Date of Award
Master of Business
Dr. Angela Wright
Abstract: Communities are motivated to host festivals and events for a myriad of reasons. They generate important economic and social benefits for an area with increased visitor numbers, increased local spending and greater community cohesion. Festival and event tourism is an important segment of the overall tourism product in Ireland, particularly in an area such as Kerry where there is a heavy reliance on tourism. Many festivals and events in Kerry are organised by community and voluntary groups and yet these groups are increasingly pressurised to increase the professionality of their offering to compete for regional funding and sponsorship. Changes need to be made to how these festivals and events are supported in order to avoid increasing levels of events ceasing operation and new organisers becoming discouraged from setting up new innovative festivals. Furthermore, in an era where rural residents in Kerry have a predominantly ageing population these festivals and events bring vitality and foster community engagement in an area.
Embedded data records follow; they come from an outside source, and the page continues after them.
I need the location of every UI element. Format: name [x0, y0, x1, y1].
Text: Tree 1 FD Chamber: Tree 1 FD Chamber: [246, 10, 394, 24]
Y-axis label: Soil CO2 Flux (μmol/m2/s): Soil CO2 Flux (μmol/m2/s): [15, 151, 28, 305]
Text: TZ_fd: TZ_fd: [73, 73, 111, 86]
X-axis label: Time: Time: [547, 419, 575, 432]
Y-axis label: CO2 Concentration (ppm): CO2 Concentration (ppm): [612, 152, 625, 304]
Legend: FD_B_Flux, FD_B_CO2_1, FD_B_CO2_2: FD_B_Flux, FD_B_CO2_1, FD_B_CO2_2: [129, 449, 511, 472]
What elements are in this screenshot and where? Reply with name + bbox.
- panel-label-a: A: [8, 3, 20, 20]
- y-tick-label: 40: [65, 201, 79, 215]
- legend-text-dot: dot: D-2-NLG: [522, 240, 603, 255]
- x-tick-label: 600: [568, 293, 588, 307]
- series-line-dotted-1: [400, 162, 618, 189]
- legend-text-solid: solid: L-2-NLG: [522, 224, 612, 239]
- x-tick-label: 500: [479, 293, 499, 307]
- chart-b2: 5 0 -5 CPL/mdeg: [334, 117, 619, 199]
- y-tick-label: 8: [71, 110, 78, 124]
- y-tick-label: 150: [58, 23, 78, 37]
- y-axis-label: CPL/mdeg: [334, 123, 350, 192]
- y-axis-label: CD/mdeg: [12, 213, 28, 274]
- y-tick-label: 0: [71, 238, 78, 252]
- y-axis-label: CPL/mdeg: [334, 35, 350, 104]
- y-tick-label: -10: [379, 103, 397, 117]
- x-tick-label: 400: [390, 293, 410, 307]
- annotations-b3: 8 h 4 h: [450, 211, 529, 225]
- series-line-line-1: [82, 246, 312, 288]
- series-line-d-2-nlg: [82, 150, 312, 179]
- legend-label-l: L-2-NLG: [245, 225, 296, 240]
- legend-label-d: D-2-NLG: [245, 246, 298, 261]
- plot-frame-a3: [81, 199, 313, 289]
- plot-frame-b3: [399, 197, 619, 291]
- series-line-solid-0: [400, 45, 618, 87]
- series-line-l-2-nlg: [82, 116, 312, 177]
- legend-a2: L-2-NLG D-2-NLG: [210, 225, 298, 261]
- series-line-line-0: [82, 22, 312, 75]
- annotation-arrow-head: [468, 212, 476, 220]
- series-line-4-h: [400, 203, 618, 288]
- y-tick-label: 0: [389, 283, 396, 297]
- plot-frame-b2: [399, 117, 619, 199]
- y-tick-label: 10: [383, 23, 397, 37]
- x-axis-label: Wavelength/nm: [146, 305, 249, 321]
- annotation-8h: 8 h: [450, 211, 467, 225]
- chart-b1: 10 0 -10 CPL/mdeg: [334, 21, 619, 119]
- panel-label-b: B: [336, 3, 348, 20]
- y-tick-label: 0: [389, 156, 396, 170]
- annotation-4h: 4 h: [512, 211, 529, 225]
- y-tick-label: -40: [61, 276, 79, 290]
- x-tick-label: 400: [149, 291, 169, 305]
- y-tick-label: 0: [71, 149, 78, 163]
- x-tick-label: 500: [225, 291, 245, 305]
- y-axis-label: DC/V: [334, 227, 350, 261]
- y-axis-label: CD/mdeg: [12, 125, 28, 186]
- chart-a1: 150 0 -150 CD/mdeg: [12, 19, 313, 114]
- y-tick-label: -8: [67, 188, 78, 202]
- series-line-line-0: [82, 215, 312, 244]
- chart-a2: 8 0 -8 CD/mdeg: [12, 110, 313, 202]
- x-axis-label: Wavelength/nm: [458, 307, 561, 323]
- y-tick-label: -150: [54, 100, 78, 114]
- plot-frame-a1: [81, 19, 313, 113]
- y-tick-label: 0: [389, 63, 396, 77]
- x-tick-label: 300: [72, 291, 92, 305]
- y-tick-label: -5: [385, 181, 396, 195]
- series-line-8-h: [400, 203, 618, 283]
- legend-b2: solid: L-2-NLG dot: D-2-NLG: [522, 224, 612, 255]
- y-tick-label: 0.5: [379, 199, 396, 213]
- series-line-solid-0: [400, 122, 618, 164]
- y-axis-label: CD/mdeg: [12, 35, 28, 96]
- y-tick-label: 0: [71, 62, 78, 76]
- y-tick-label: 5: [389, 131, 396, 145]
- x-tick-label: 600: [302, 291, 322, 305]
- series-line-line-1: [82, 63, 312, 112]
While there is a growing body of research dedicated to community festivals and events, there is little focus on the supports that are necessary to sustain them. This research aims to address that deficiency in an Irish context, concentrating on the Kerry Local Authority area. This research study looked at festivals in key Kerry tourism areas, Dingle, Killarney, Kenmare, Killorglin and Listowel. Ten community festival organisers gave in-depth interviews and voiced their pride in their events, the challenges that they face and the solutions they feel would mitigate those challenges. This research has identified support measures which are both practical and easily implemented through current support frameworks that could bolster the existing community festivals and events in Kerry and ease the path of new entrants into the sphere.
McDwyer, Helen, "What supports are needed to encourage and assist community festivals and events to succeed and grow? An empirical study." (2019). Theses [online].